In the 3rd scenario I made sure that there are no additional global memory accesses. The only difference seems to be the loop. This behaviour is identical even if the loop is only executed once.
Has anyone an idea why I loose about 20 GFlops when adding a loop? Is this an expected behaviour, or am I most likely doing something wrong?
The reason is quite simple. The compiler can unroll a loop if it knows how many iterations it will do. Unrolling the loop decreases overhead, and thus makes the code run faster. However, if the compiler can’t tell the number of iterations, unrolling is impossible without introducing incorrect behavior.
for (int n = 0; n < 400; n++)
{
DoSomething();
}
becomes something like
for (int n = 0; n < 400; n += 4)
{
DoSomething();
DoSomething();
DoSomething();
DoSomething();
}
Which removes 3/4ths of the looping tests.
However,
for (int n = 0; n < j; n+=4)
{
DoSomething();
DoSomething();
DoSomething();
DoSomething();
}
might not work correctly - suppose j isn’t divisible by 4…

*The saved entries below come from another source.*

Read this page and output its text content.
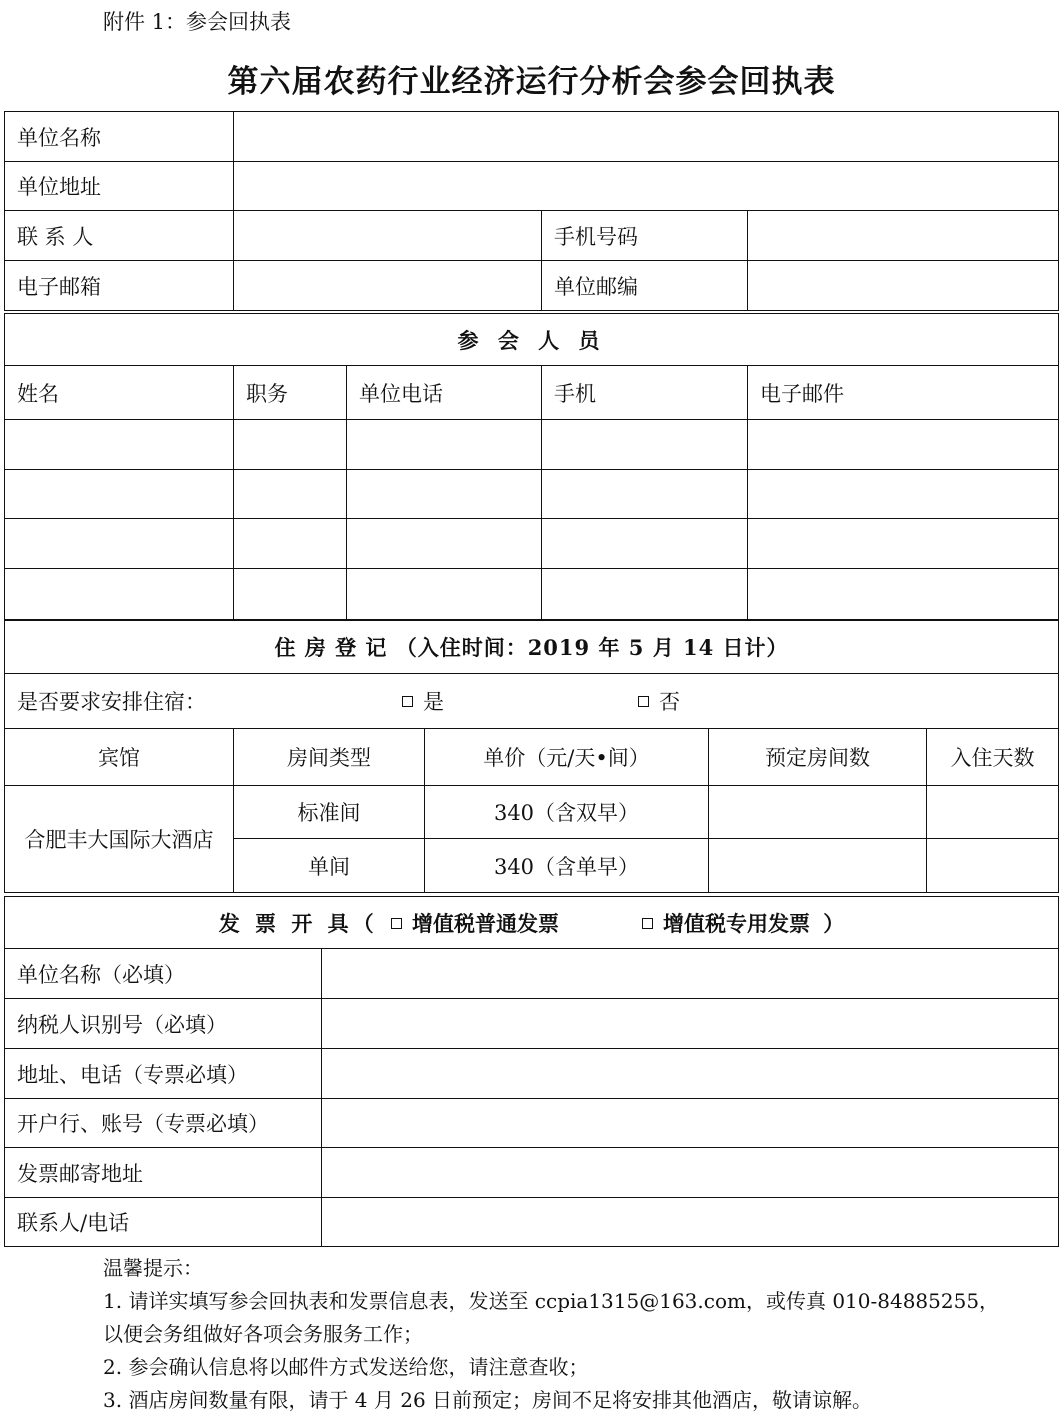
附件 1：参会回执表
第六届农药行业经济运行分析会参会回执表
单位名称			
单位地址			
联 系 人		手机号码	
电子邮箱		单位邮编	
参 会 人 员				
姓名	职务	单位电话	手机	电子邮件

住 房 登 记 （入住时间：2019 年 5 月 14 日计）				
是否要求安排住宿： 是 否				
宾馆	房间类型	单价（元/天•间）	预定房间数	入住天数
合肥丰大国际大酒店	标准间	340（含双早）		
	单间	340（含单早）		
发 票 开 具（ 增值税普通发票 增值税专用发票 ）	
单位名称（必填）	
纳税人识别号（必填）	
地址、电话（专票必填）	
开户行、账号（专票必填）	
发票邮寄地址	
联系人/电话	
温馨提示：
1. 请详实填写参会回执表和发票信息表，发送至 ccpia1315@163.com，或传真 010-84885255，
以便会务组做好各项会务服务工作；
2. 参会确认信息将以邮件方式发送给您，请注意查收；
3. 酒店房间数量有限，请于 4 月 26 日前预定；房间不足将安排其他酒店，敬请谅解。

Thanks, this explains scenario 2. But I am still wondering if adding a simple loop should decrease performance by 20GFlops. I do understand that a loop imposes some overhead, but I find 20 GFlops for a loop with only on iteration quite much.

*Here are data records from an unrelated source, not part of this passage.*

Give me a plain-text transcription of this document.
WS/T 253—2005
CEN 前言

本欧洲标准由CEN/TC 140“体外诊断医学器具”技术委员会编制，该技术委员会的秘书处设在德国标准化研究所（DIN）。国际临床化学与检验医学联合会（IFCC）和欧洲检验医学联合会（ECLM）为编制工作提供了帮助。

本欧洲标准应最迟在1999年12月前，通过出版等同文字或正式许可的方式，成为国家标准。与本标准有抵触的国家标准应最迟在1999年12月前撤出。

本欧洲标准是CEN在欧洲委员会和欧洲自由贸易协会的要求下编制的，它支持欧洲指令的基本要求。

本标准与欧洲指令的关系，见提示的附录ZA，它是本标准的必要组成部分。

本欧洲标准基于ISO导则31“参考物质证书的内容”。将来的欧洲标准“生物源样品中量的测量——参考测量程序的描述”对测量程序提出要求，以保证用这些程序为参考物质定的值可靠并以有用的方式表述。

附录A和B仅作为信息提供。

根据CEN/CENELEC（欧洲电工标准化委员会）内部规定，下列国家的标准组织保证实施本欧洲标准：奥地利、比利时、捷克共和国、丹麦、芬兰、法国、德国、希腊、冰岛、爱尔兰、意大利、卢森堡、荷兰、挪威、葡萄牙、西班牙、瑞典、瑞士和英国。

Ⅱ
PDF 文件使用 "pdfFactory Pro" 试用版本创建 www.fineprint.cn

If you do only a single operation in the loop body, you can get much more than 20GFLOPS loss. Consider
for(int i=0; i<n; i++)
a += i;
You’re doing a single addition within the loop. But the loop code does another addition (i++), a branch check (i<n) and a jump instruction (back to the start of the loop if i<n). Compile your code with -keep to get the resulting .ptx and inspect how many additional instructions the loop causes.
I am actually doing quite a lot of work inside the loop. I have reimplemented the kernel with CUDA and the performance difference between scenario 2 and 3 is only 4 GFlops, so I guess generated code based on the OpenCL kernel is sub-optimal.
Yeah, the OpenCL compiler is certainly far from ideal currently. I wish they would release an updated version, but I suspect we’ll have to wait for Fermi to be released for that.